Sunday, February 8, 2009

Could Someone Inform Alan Reynolds of the 1981-82 Recession?

NBER says we had a recession from July 1981 to December 1982 but I guess Alan Reynolds does not know this:

This suggests the entire period from early 1983 to mid-1990 was nothing more than a routine recovery from recession. That is wrong. Real GDP peaked in the first quarter of 1980 at $5,221.3 billion, measured in 2000 dollars. By the first quarter of 1983, real GDP reached $5253.8 billion; the economy had already passed from recovery to expansion. Industrial production hit 59.5 by 1984—well above the peak of 56.6 in 1979.


Reynolds uses this piece of disinformation as part of his attack on Paul Krugman. But let’s look at table 1.1.6 of the National Income and Product Accounts. From 1980QIII to 1981QIII, real GDP rose from $5107.4 billion to $5329.8 billion, which of course, is the recovery that NBER identifies. But Reynolds and other rightwing apologists for the Reagan recession omit this period in their discussion. From 1981QIII to 1982QIII, real GDP fell to $5185.2 billion before we saw the recovery that Paul Krugman discussed.

If one looked at the economy that Bush41 left Clinton to the one that Carter left Reagan, both would be described as economies that were slowly and tentatively recovering from recessions with similar unemployment rates.
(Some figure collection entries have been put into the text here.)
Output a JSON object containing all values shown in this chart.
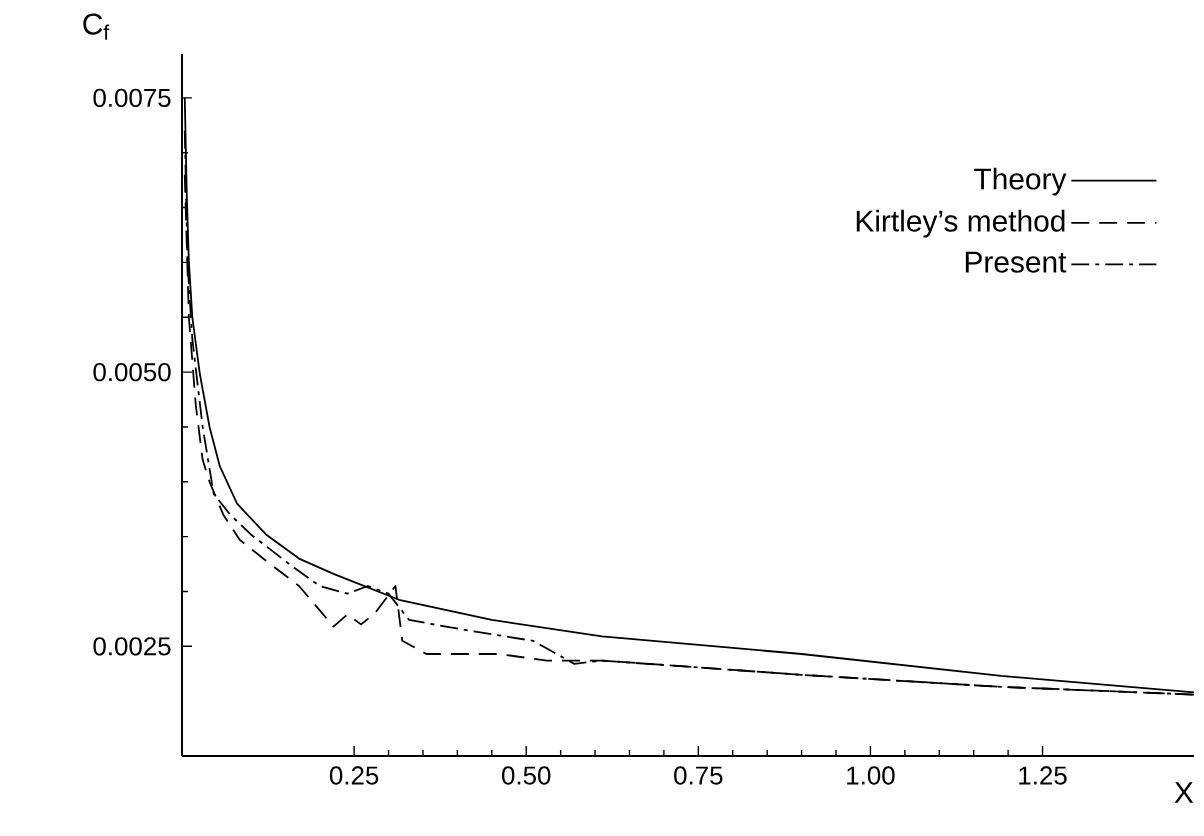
{
  "chart_data": {
    "type": "line",
    "xlabel": "X",
    "ylabel": "C$_{f}$",
    "xlim": [
      0,
      1.47
    ],
    "ylim": [
      0.0015,
      0.0079
    ],
    "xticks": [
      0.25,
      {
        "value": 0.5,
        "label": "0.50"
      },
      0.75,
      {
        "value": 1.0,
        "label": "1.00"
      },
      1.25
    ],
    "yticks": [
      0.0025,
      {
        "value": 0.005,
        "label": "0.0050"
      },
      0.0075
    ],
    "legend": "top right",
    "grid": false,
    "series": [
      {
        "name": "Theory",
        "color": "#000000",
        "line_style": "solid",
        "x": [
          0.004,
          0.007,
          0.01,
          0.015,
          0.026,
          0.04,
          0.055,
          0.08,
          0.122,
          0.17,
          0.22,
          0.317,
          0.45,
          0.61,
          0.9,
          1.19,
          1.47
        ],
        "values": [
          0.0075,
          0.0066,
          0.006,
          0.0055,
          0.00498,
          0.0045,
          0.00414,
          0.0038,
          0.00352,
          0.0033,
          0.00316,
          0.00292,
          0.00274,
          0.00259,
          0.00243,
          0.00223,
          0.00208
        ]
      },
      {
        "name": "Kirtley’s method",
        "color": "#000000",
        "line_style": "dashed",
        "x": [
          0.004,
          0.01,
          0.02,
          0.03,
          0.04,
          0.06,
          0.084,
          0.122,
          0.17,
          0.22,
          0.24,
          0.26,
          0.28,
          0.31,
          0.32,
          0.355,
          0.46,
          0.53,
          0.61,
          0.9,
          1.19,
          1.47
        ],
        "values": [
          0.0068,
          0.0055,
          0.0047,
          0.0042,
          0.004,
          0.0037,
          0.00347,
          0.00328,
          0.00305,
          0.00268,
          0.00279,
          0.0027,
          0.0028,
          0.00305,
          0.00255,
          0.00243,
          0.00243,
          0.00237,
          0.00237,
          0.00224,
          0.00213,
          0.00206
        ]
      },
      {
        "name": "Present",
        "color": "#000000",
        "line_style": "dashdot",
        "x": [
          0.004,
          0.008,
          0.015,
          0.03,
          0.046,
          0.07,
          0.1,
          0.16,
          0.2,
          0.24,
          0.27,
          0.3,
          0.33,
          0.41,
          0.51,
          0.57,
          0.61,
          0.9,
          1.19,
          1.47
        ],
        "values": [
          0.0072,
          0.006,
          0.0053,
          0.0045,
          0.00389,
          0.0037,
          0.00352,
          0.00323,
          0.00305,
          0.00298,
          0.00305,
          0.00298,
          0.00274,
          0.00265,
          0.00255,
          0.00234,
          0.00237,
          0.00224,
          0.00213,
          0.00206
        ]
      }
    ]
  }
}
So if we looked at real GDP growth during the Reagan-Bush41 periods, we could be relatively assured that we would be picking up more of the long-term growth and less of Keynesian features. Real GDP growth during this period was 3% as compared to around 3.5% from thirty years before the Reagan-Bush41 era and 3.7% during the Clinton term. But Alan Reynolds wants to distort this fact and to do so, he has to deny the 1981-82 recession.

5 comments:

rosserjb@jmu.edu said...

That is indeed a very serious goog on the part of Reynolds. What a moron. That recession was actually the deepest since the Great Depression, and still is. Unemployment got to over 10%. Part of why it is so easily forgotten is that the recovery from it was very fast, with something on the order of 8% GDP growth in 1983, which set Reagan up for running on his "Morning in America" stuff in 1984, that Orwellian year.

TheTrucker said...

Everyone rational is already aware of the cherry picking that must be done to support the Republican version of political economy. Arguing from a rational point of view and actually using the full historical data is not going to help. Republican econ is a religion.

Every four years the Republicans have a convention where they select the best liar. That individual becomes their candidate for the presidency. Sometimes they can be beaten. But it is not done with logic and rationality. And most certainly it cannot be done by unmasking them as liars. The ability to get away with the lies simply feeds their ego. And each and every neoconomist is awarded commensurate with the ability to snooker the "not so aware".

Obama has offered something better than the typical scorched earth "righteousness" approach to the presidency and it seems to have worked politically. But this can never work in the Senate because the Senate does not represent the people at all. The Senate represents the rich and the powerful even in its best design. Due to the Connecticut Compromise the Senate has become the bastion of Red State power along with being the bastion of rich people power.

There is no way that Ms Congeniality (Harry Reid) is going to ever work in the Senate. The proposal at dailykos.com is the proper methodfor dealing with the problem. Elections are supposed to have consequences. That is why we have them.

Anonymous said...

Trucker, how is that tinfoil hat feeling?

Robin said...

There were two recessions, one in 1980 another in 1981-82. If we use $5329.8 billion as the peak rather than $5221.3, it still remains true that $5253.8 billion exceeded the cyclical peak. After that, we the economy was past recovery and onto expansion, as industrial production also shows.

Robin said...

There's a mistake in my last post. Real GDP did not exceed the third quarter 1981 level until the second quarter of 1983 ($5372.2)-- not the first quarter as Reynolds wrote. That still seems like a nitpick though, not a "very serious goog (sic)."